By adding them to the confirmation email, you’re ensuring that willing buyers see them too. Just be sure not to include too many, or you risk overwhelming the customer.
Dollar Shave Club’s order confirmation email is a good example of this. It not only shows related products, but it even has an icon for adding those products to the order before it ships. This makes the process simple and smooth for the customer:
By purchasing from your store, the customer has put a level of trust in you and now you have an opportunity to develop loyalty.
An effective way to do this is with a reward program, and iHerb makes excellent use of its order confirmation email to promote its benefits (you can also see it recommends additional products in its “You may also like” section):
The order confirmation email is also a great opportunity to let your customers know what happens next. One way to do this is with an order timeline, such as in SportsDirect’s example below.
This sets clear expectations for the buyer, and they know what subsequent stages will occur:
The order confirmation page
In addition to the email, you’ll want to ensure you have an order confirmation page on your website too. Your customers would be automatically directed to this page after payment, giving you the assurance that up to 100% of buyers will see this message.
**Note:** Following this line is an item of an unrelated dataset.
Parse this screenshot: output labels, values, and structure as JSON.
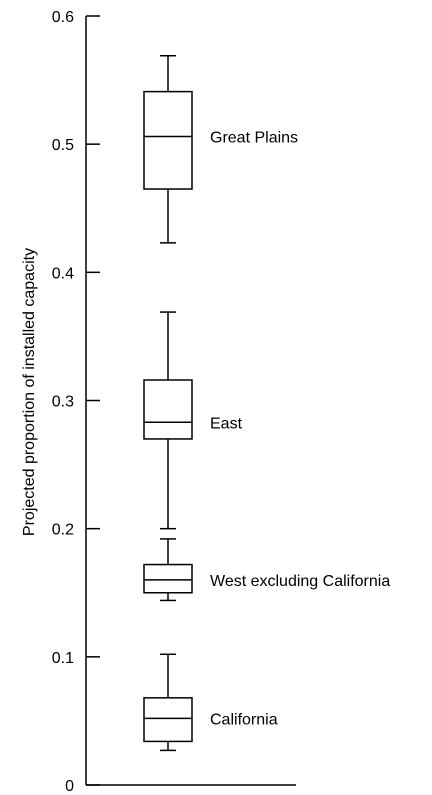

That percentage gives it an advantage over the order confirmation email’s open rate of 60%, so this is an ideal place to showcase your most popular products, loyalty programs, and the order timeline—exactly like the email examples above.
It can also include additional details such as FAQs and your returns policy. Here’s an example of what this page may look like:
Once your order confirmation email and page are implemented, you should consider adding an automated thank you email and shipping confirmation email to your workflow. These are both excellent at providing a positive experience for your customers, which in turn helps to build long-lasting relationships. After all, research shows that increasing your customer retention rates by just 5% can increase your profits by up to 95%.
You can also send different messages depending on the buyer’s status. For example, first-time customers can receive emails with information relevant to them. In addition, because most of your sales probably come from repeat buyers, it’s worth looking at ways to encourage customers back to your store with post-purchase emails that renew the customer journey.